I’m excited for this season even if I’m not ecstatic, because as soon as it starts, depending on how you view these things, the singularly great 2018 is officially over and the Red Sox are no longer champions. Maybe some of you declared it dead months ago, but I didn’t. I held on as long as I could, past the expiration. It never went sour.
That said, I can’t put it off any longer. Red Sox baseball is here, and we can only hope last year’s title heightens the joy and stems the misery that will invariably follow the team this season, even if every game is potentially — invariably — a referendum on everything, or something large enough to matter. Last year’s opener was the perfect object lesson: the Sox bullpen, thought to be a liability, blew the first game of the year, and there was a short night of chaos before the world righted itself. Imagine what will happen if the scenario repeats itself now that the pen might actually be bad?
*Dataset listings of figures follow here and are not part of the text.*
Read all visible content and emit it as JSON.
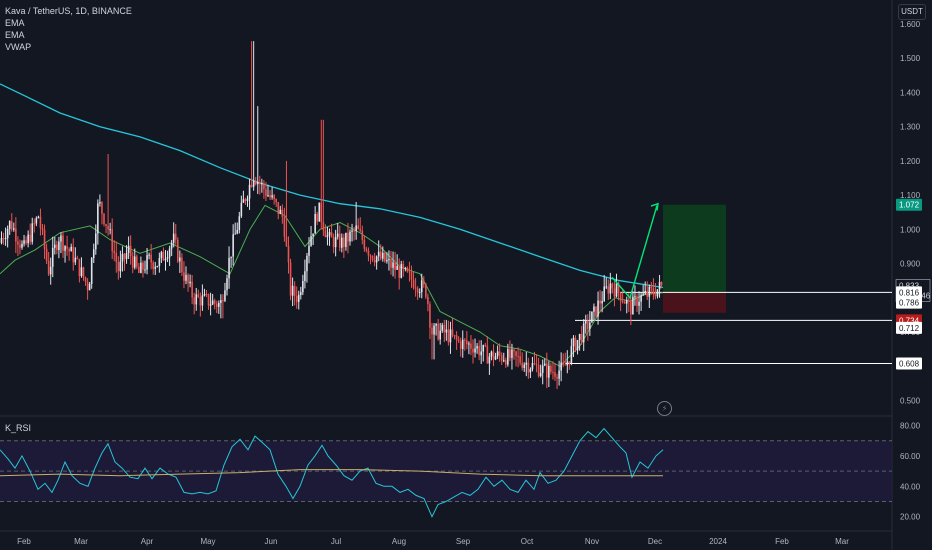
{
  "legend": {
    "title": "Kava / TetherUS, 1D, BINANCE",
    "ind1": "EMA",
    "ind2": "EMA",
    "ind3": "VWAP"
  },
  "unit_button": "USDT",
  "rsi_title": "K_RSI",
  "colors": {
    "background": "#131722",
    "up": "#e1e4ea",
    "down": "#ef5350",
    "ema_long": "#26c6da",
    "ema_short": "#4caf50",
    "rsi": "#26c6da",
    "rsi_ma": "#c8b06a",
    "target_zone": "#0c3b1e",
    "stop_zone": "#4a121a",
    "projection": "#00e676",
    "level_line": "#ffffff"
  },
  "chart_data": [
    {
      "type": "candlestick",
      "title": "Kava / TetherUS, 1D, BINANCE",
      "ylabel": "USDT",
      "y_ticks": [
        "0.500",
        "0.600",
        "0.700",
        "0.800",
        "0.900",
        "1.000",
        "1.100",
        "1.200",
        "1.300",
        "1.400",
        "1.500",
        "1.600"
      ],
      "ylim": [
        0.48,
        1.65
      ],
      "x_ticks": [
        "Feb",
        "Mar",
        "Apr",
        "May",
        "Jun",
        "Jul",
        "Aug",
        "Sep",
        "Oct",
        "Nov",
        "Dec",
        "2024",
        "Feb",
        "Mar"
      ],
      "grid": false,
      "series": [
        {
          "name": "EMA",
          "points": [
            [
              0,
              1.425
            ],
            [
              25,
              1.39
            ],
            [
              60,
              1.34
            ],
            [
              100,
              1.3
            ],
            [
              140,
              1.27
            ],
            [
              180,
              1.23
            ],
            [
              220,
              1.18
            ],
            [
              260,
              1.135
            ],
            [
              300,
              1.1
            ],
            [
              340,
              1.075
            ],
            [
              380,
              1.06
            ],
            [
              420,
              1.035
            ],
            [
              460,
              1.0
            ],
            [
              500,
              0.96
            ],
            [
              540,
              0.92
            ],
            [
              580,
              0.88
            ],
            [
              620,
              0.85
            ],
            [
              663,
              0.83
            ]
          ]
        },
        {
          "name": "EMA",
          "points": [
            [
              0,
              0.87
            ],
            [
              15,
              0.91
            ],
            [
              35,
              0.94
            ],
            [
              60,
              0.99
            ],
            [
              90,
              1.01
            ],
            [
              110,
              0.97
            ],
            [
              140,
              0.93
            ],
            [
              170,
              0.96
            ],
            [
              200,
              0.92
            ],
            [
              230,
              0.87
            ],
            [
              250,
              1.0
            ],
            [
              265,
              1.07
            ],
            [
              285,
              1.04
            ],
            [
              305,
              0.95
            ],
            [
              320,
              1.0
            ],
            [
              340,
              1.02
            ],
            [
              360,
              0.99
            ],
            [
              380,
              0.95
            ],
            [
              400,
              0.89
            ],
            [
              420,
              0.87
            ],
            [
              440,
              0.76
            ],
            [
              460,
              0.73
            ],
            [
              480,
              0.7
            ],
            [
              500,
              0.66
            ],
            [
              520,
              0.65
            ],
            [
              540,
              0.63
            ],
            [
              560,
              0.6
            ],
            [
              580,
              0.66
            ],
            [
              600,
              0.76
            ],
            [
              615,
              0.8
            ],
            [
              630,
              0.79
            ],
            [
              645,
              0.81
            ],
            [
              663,
              0.815
            ]
          ]
        }
      ],
      "annotations": {
        "levels": [
          "0.816",
          "0.786",
          "0.734",
          "0.712",
          "0.608"
        ],
        "last_price": "0.833",
        "countdown": "05:46:46",
        "target_price": "1.072",
        "stop_price": "0.734"
      }
    },
    {
      "type": "line",
      "title": "K_RSI",
      "y_ticks": [
        "20.00",
        "40.00",
        "60.00",
        "80.00"
      ],
      "ylim": [
        13,
        87
      ],
      "levels": [
        70,
        50,
        30
      ],
      "grid": false
    }
  ]
}
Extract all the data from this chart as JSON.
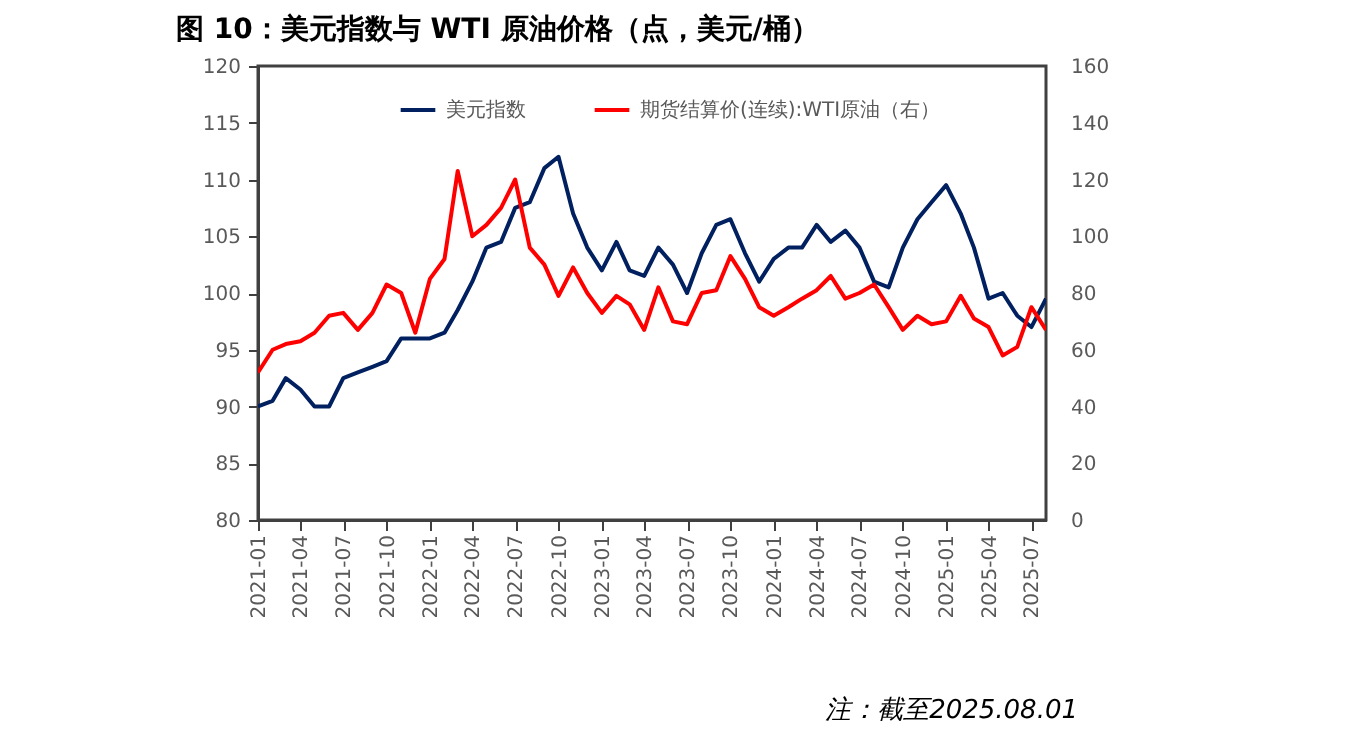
{
  "chart_data": {
    "type": "line",
    "title": "图 10：美元指数与 WTI 原油价格（点，美元/桶）",
    "x": [
      "2021-01",
      "2021-02",
      "2021-03",
      "2021-04",
      "2021-05",
      "2021-06",
      "2021-07",
      "2021-08",
      "2021-09",
      "2021-10",
      "2021-11",
      "2021-12",
      "2022-01",
      "2022-02",
      "2022-03",
      "2022-04",
      "2022-05",
      "2022-06",
      "2022-07",
      "2022-08",
      "2022-09",
      "2022-10",
      "2022-11",
      "2022-12",
      "2023-01",
      "2023-02",
      "2023-03",
      "2023-04",
      "2023-05",
      "2023-06",
      "2023-07",
      "2023-08",
      "2023-09",
      "2023-10",
      "2023-11",
      "2023-12",
      "2024-01",
      "2024-02",
      "2024-03",
      "2024-04",
      "2024-05",
      "2024-06",
      "2024-07",
      "2024-08",
      "2024-09",
      "2024-10",
      "2024-11",
      "2024-12",
      "2025-01",
      "2025-02",
      "2025-03",
      "2025-04",
      "2025-05",
      "2025-06",
      "2025-07",
      "2025-08"
    ],
    "series": [
      {
        "name": "美元指数",
        "color": "#002060",
        "values": [
          90,
          90.5,
          92.5,
          91.5,
          90,
          90,
          92.5,
          93,
          93.5,
          94,
          96,
          96,
          96,
          96.5,
          98.5,
          101,
          104,
          104.5,
          107.5,
          108,
          111,
          112,
          107,
          104,
          102,
          104.5,
          102,
          101.5,
          104,
          102.5,
          100,
          103.5,
          106,
          106.5,
          103.5,
          101,
          103,
          104,
          104,
          106,
          104.5,
          105.5,
          104,
          101,
          100.5,
          104,
          106.5,
          108,
          109.5,
          107,
          104,
          99.5,
          100,
          98,
          97,
          99.5
        ]
      },
      {
        "name": "期货结算价(连续):WTI原油（右）",
        "color": "#ff0000",
        "axis": "y2",
        "values": [
          52,
          60,
          62,
          63,
          66,
          72,
          73,
          67,
          73,
          83,
          80,
          66,
          85,
          92,
          123,
          100,
          104,
          110,
          120,
          96,
          90,
          79,
          89,
          80,
          73,
          79,
          76,
          67,
          82,
          70,
          69,
          80,
          81,
          93,
          85,
          75,
          72,
          75,
          78,
          81,
          86,
          78,
          80,
          83,
          75,
          67,
          72,
          69,
          70,
          79,
          71,
          68,
          58,
          61,
          75,
          67
        ]
      }
    ],
    "xlim": [
      "2021-01",
      "2025-08"
    ],
    "xticks": [
      "2021-01",
      "2021-04",
      "2021-07",
      "2021-10",
      "2022-01",
      "2022-04",
      "2022-07",
      "2022-10",
      "2023-01",
      "2023-04",
      "2023-07",
      "2023-10",
      "2024-01",
      "2024-04",
      "2024-07",
      "2024-10",
      "2025-01",
      "2025-04",
      "2025-07"
    ],
    "ylim": [
      80,
      120
    ],
    "yticks": [
      80,
      85,
      90,
      95,
      100,
      105,
      110,
      115,
      120
    ],
    "y2lim": [
      0,
      160
    ],
    "y2ticks": [
      0,
      20,
      40,
      60,
      80,
      100,
      120,
      140,
      160
    ],
    "legend": "top",
    "annotations": [
      "注：截至2025.08.01"
    ]
  }
}
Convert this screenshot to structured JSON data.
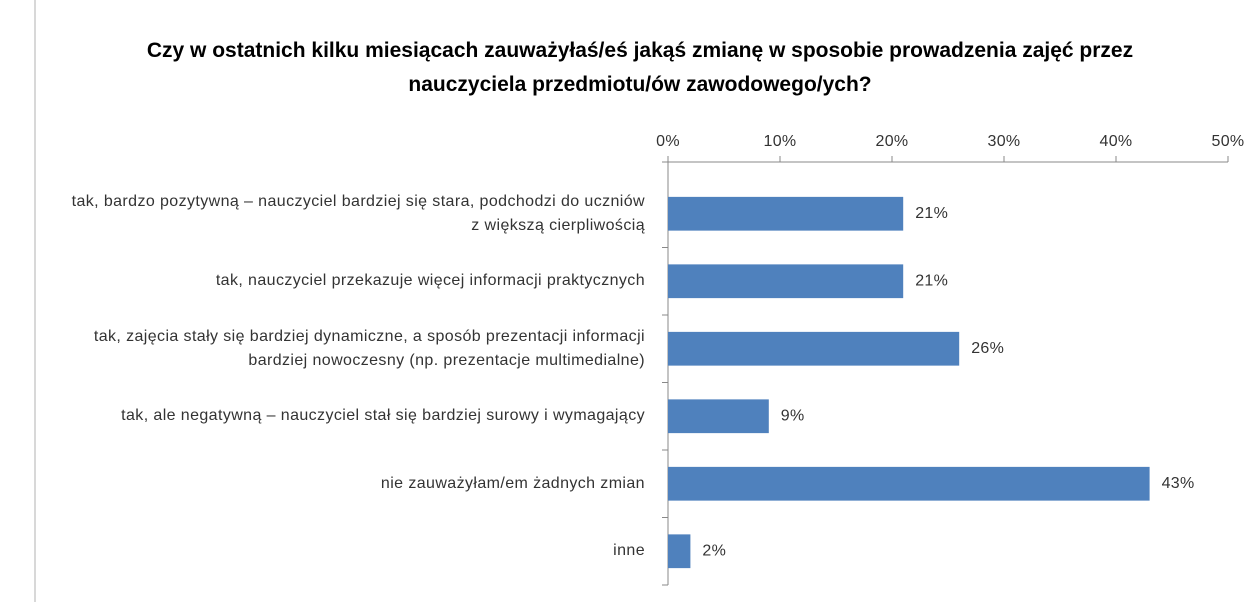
{
  "chart_data": {
    "type": "bar",
    "orientation": "horizontal",
    "title": "Czy w ostatnich kilku miesiącach zauważyłaś/eś jakąś zmianę w sposobie prowadzenia zajęć przez nauczyciela przedmiotu/ów zawodowego/ych?",
    "categories": [
      "tak, bardzo pozytywną – nauczyciel bardziej się stara, podchodzi do uczniów z większą cierpliwością",
      "tak, nauczyciel przekazuje więcej informacji praktycznych",
      "tak, zajęcia stały się bardziej dynamiczne, a sposób prezentacji informacji bardziej nowoczesny (np. prezentacje multimedialne)",
      "tak, ale negatywną – nauczyciel stał się bardziej surowy i wymagający",
      "nie zauważyłam/em żadnych zmian",
      "inne"
    ],
    "values": [
      21,
      21,
      26,
      9,
      43,
      2
    ],
    "value_labels": [
      "21%",
      "21%",
      "26%",
      "9%",
      "43%",
      "2%"
    ],
    "color": "#4f81bd",
    "xlim": [
      0,
      50
    ],
    "xticks": [
      {
        "value": 0,
        "label": "0%"
      },
      {
        "value": 10,
        "label": "10%"
      },
      {
        "value": 20,
        "label": "20%"
      },
      {
        "value": 30,
        "label": "30%"
      },
      {
        "value": 40,
        "label": "40%"
      },
      {
        "value": 50,
        "label": "50%"
      }
    ],
    "grid": false
  }
}
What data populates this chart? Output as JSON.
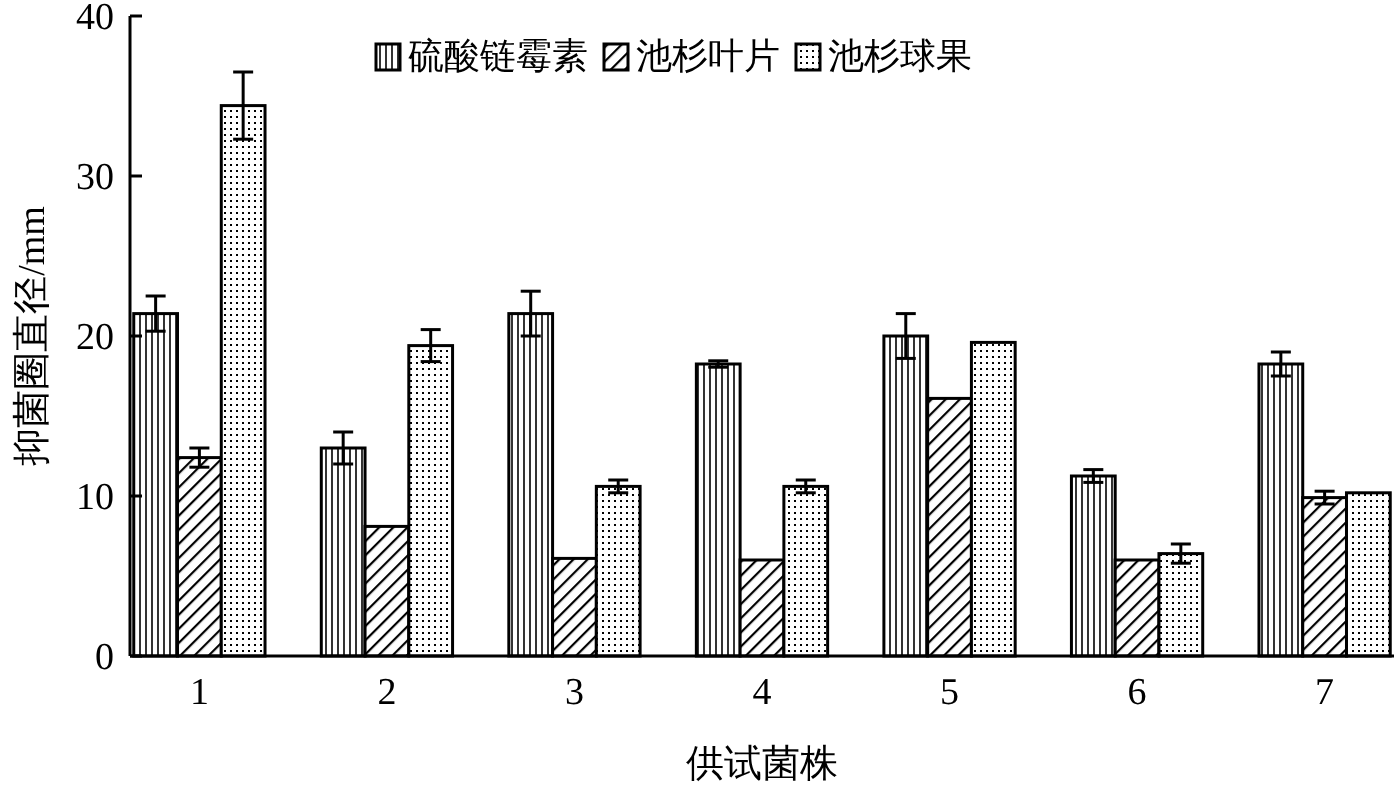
{
  "chart_data": {
    "type": "bar",
    "xlabel": "供试菌株",
    "ylabel": "抑菌圈直径/mm",
    "categories": [
      "1",
      "2",
      "3",
      "4",
      "5",
      "6",
      "7"
    ],
    "series": [
      {
        "name": "硫酸链霉素",
        "color": "#000000",
        "values": [
          21.4,
          13.0,
          21.4,
          18.25,
          20.0,
          11.25,
          18.25
        ],
        "errors": [
          1.1,
          1.0,
          1.4,
          0.2,
          1.4,
          0.4,
          0.75
        ]
      },
      {
        "name": "池杉叶片",
        "color": "#000000",
        "values": [
          12.4,
          8.1,
          6.1,
          6.0,
          16.1,
          6.0,
          9.9
        ],
        "errors": [
          0.6,
          null,
          null,
          null,
          null,
          null,
          0.4
        ]
      },
      {
        "name": "池杉球果",
        "color": "#000000",
        "values": [
          34.4,
          19.4,
          10.6,
          10.6,
          19.6,
          6.4,
          10.2
        ],
        "errors": [
          2.1,
          1.0,
          0.4,
          0.4,
          null,
          0.6,
          null
        ]
      }
    ],
    "ylim": [
      0,
      40
    ],
    "yticks": [
      0,
      10,
      20,
      30,
      40
    ],
    "legend": "top",
    "grid": false
  }
}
I don’t think it’s constructing too shabby a straw man to say it would stir some uncomfortable feelings, because as Chad Finn wrote in this year’s Baseball Prospectus annual, happiness is fleeting for Sox fans even in the absolute best of times, which these absolutely are. The Sox are one of eight to ten serious contenders in baseball, i.e. teams with resources trying to compete, and they’re also quasi-definitionally the best and have the rings to prove it, having torn through a slate of superteams to claim them. There’s every reason to think they’re about to do it again, or at least get into the dance, which I consider one and the same. You can’t ride the dragon if you’re not tall enough, and you don’t really know if you can ride the dragon until you get on it. The most important thing the Red Sox (or any team) can do is make the playoffs. So what could stop them?
Here’s my list:
1. The bullpen
Of all the pain points on this year’s team, the bullpen is the most pronounced. Without Craig Kimbrel, the team is anchored by Matt Barnes and Ryan Brasier, among other similar arms. It’s not great. Perhaps the team has high hopes for Tyler Thornburg? More likely they’re planning to use whatever surplus of long arms they have to bounce between the bullpen and fifth/sixth starter status with Barnes as the de facto closer up to and until he’s named the real one. It might work. It seems dangerous. It’s certainly the most obvious flaw in the team’s current design, but to Dave Dombrowski’s credit it’s also the easiest to change at a moment’s notice. If even I’m sorta panicking over the state of things, I’m overlooking that last part. I’d rather not even approach that bridge, but Dombo feels differently.
2. The Yankees
I was going to just list the bullpen over and over as a gag, but the Yankees are another one of those 8-10 teams and the most obvious threat to Boston. At least they traded offseason roles with the Padres, saving us (for now) from Manny Machado in pinstripes and the inevitable brawls. I’m much prefer to face Aaron Judge and Giancarlo Stanton in the game than go toe to toe on the pitchers mound.
3. Acts of God (Injuries/Vladimir Guerrero Jr.)
I don’t know which scares me more, but at least we only have to deal with one of them for the first few weeks of the season thanks to Vlad Jr.’s oblique injury — they’re even pairing up, you see! Along with the half of the baseball-loving planet I can’t wait to see what Vladito’s about to do, and inevitably a goodly amount of that will come at our expense, especially against this bullpen. But who am I to argue with divinity?
Provided the Sox survive all these well enough, I foresee another showdown with the same group of teams in September and October, with the Red Sox, Yankees, Astros and Indians left to fight it for the pennant, and then who the hell knows what’s gonna happen? Besides God, I mean. He gets enough love. Today’s about one of his better efforts. Enjoy the games.